No puede negarse que Silvio Berlusconi es heredero de una rica tradición de escándalos sexuales. Tampoco es el primer millonario en apoderarse de Italia: sólo las familias más ricas de la península eran capaces de financiar las aspiraciones cardenalicias de sus miembros, los cuales sólo optaban al Trono de San Pedro tras invertir ingentes sumas en prebendas y sobornos. Lo que sorprende de Berlusconi no es la oprobiosa mezcla de dinero y sexo sembrada en su carrera, sino la forma en que ha usado los escándalos vinculados con su fortuna y sus mujeres para seducir a sus electores.
Tras convertirse en el amo de los medios -en algún momento llegó a poseer las televisoras, radiodifusoras, periódicos y editoriales más importantes del país-, Berlusconi se transmutó en político, subvirtiendo cualquier línea divisoria entre su vida privada y su vida pública. En cuanto se volvió presidente del Consejo de Ministros, Il Cavaliere -un mote que lo emparienta con los decadentes nobles del pasado- se aseguró de mantener el control sobre sus empresas y de salir victorioso en todas las querellas que denunciaban sus conflictos de intereses. Muy pronto entendió que en nuestros días un político sólo puede conservar el favor de su auditorio si sigue las mismas reglas de los cochambrosos reality shows que producen sus canales.

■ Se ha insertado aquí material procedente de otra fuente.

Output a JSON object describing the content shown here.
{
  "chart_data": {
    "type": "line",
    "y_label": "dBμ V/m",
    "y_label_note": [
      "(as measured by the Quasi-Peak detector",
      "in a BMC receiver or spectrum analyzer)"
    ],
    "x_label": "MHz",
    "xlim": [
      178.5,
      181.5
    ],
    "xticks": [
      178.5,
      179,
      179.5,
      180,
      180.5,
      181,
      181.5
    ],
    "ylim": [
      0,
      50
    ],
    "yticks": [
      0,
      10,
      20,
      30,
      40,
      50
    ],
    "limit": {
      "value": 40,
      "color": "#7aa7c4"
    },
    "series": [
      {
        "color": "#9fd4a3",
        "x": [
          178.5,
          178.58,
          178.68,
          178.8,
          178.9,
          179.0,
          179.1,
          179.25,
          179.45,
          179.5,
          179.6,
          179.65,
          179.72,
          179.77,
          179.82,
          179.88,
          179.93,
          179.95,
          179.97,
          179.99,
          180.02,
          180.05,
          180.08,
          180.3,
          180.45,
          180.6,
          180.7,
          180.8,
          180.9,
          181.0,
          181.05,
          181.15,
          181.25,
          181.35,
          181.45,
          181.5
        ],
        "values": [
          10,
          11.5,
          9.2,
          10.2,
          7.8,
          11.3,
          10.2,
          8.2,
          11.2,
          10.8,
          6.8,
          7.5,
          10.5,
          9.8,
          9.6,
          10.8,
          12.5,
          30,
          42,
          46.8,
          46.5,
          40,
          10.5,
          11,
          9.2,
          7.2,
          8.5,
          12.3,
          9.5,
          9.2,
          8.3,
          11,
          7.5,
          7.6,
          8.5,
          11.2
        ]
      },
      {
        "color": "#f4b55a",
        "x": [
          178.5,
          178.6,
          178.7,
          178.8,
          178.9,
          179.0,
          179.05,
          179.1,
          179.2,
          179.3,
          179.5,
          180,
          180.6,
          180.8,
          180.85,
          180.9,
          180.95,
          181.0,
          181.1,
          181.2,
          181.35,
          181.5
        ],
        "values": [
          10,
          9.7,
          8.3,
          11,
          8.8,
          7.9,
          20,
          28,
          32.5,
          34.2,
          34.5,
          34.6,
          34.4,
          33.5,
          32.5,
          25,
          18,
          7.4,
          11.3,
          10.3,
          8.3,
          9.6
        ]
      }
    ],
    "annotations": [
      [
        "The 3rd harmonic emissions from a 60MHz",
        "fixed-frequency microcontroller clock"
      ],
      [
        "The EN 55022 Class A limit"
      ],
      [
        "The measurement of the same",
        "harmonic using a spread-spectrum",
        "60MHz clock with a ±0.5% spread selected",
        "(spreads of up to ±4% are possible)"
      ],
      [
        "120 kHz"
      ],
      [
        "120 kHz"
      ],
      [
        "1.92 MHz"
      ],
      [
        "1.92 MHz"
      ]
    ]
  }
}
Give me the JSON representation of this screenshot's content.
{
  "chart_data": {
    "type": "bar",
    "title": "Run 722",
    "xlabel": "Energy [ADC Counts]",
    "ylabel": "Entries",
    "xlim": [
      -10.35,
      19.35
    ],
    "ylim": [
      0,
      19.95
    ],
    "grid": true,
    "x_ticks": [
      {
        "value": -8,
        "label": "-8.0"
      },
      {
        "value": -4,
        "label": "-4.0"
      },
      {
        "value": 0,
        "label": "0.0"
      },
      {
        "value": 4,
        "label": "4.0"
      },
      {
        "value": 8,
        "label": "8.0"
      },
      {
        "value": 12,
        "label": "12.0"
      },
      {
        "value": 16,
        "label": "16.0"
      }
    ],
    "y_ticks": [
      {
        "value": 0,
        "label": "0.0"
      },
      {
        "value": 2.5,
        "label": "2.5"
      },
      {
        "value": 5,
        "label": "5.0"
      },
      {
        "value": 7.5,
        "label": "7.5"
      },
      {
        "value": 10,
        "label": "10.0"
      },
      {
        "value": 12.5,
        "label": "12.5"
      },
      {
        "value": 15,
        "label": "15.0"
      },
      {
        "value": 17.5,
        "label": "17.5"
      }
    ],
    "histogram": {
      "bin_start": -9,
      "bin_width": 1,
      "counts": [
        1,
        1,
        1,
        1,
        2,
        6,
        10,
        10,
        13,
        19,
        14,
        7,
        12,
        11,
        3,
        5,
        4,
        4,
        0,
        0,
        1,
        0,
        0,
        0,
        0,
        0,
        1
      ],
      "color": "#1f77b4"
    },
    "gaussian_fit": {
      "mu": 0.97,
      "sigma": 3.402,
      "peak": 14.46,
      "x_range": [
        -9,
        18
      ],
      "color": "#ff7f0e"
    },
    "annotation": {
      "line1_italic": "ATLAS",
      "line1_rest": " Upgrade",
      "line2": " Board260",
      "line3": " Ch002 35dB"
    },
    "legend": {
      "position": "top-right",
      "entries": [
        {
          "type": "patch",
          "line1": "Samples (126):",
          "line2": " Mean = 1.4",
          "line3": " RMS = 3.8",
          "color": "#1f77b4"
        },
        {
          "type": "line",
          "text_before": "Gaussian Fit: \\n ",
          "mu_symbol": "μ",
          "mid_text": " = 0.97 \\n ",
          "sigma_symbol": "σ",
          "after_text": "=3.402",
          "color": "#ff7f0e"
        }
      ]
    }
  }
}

Así, cada vez que Berlusconi era acosado por los jueces o la oposición, él respondía con una bravata o una salida de tono -de preferencia, de corte machista o chauvinista- que funcionaba como una cortina de humo para distraer la atención de sus auténticos delitos. Durante años los distintos líderes europeos debieron soportar sus chistes verdes, que él explotaba presentándose como un impertinente cómico frente a esos lánguidos patiños. De inmediato percibió que el público –su público- festejaba las ocurrencias de su personaje, que no tardó en someter a un extreme make-up de galán de los cincuenta: sin arrugas, con un bronceado perfecto y un cabello artificial teñido y engominado. Una figura patética que, sin embargo, le permitió conservar su raiting.
Exacerbando todos los clichés -de Don Giovanni a Casanova-, Berlusconi no dejó atrás la vindicación de su potencia sexual y muy pronto se hicieron públicas las fotos de las bacanales que, como Tiberio, celebraba en su palacio de Cerdeña, a las cuales acudían adolescentes -las velinas-, a veces sin papeles. Pero, en vez de que estas revelaciones lo destruyeran, terminaron haciéndolo más visible -y más fuerte. A la postre no terminó apartado del poder por sus desfiguros, sino por la crisis económica de la zona euro. Sólo entonces perdió la confianza de sus electores, quienes le entregaron el poder a un hábil político disfrazado de tecnócrata, Mario Monti, cuya imagen de austeridad católica es la inversa de la suya.
Pero Berlusconi no iba a claudicar tan fácilmente: pasados unos meses de drásticas reformas a cargo de Monti, hoy se presenta de nuevo en las elecciones. Aunque su triunfo parece lejano, las encuestas le conceden suficientes votos como para perder cualquier confianza en la racionalidad de los electores. Día tras día, Don Silvio I presume a su nueva novia de 28 años, comparece en las pantallas –sus pantallas- y, empleando las mismas argucias de siempre, demuestra que el gusto por la zafiedad que impulsó como magnate de los medios continúa triunfando en la política.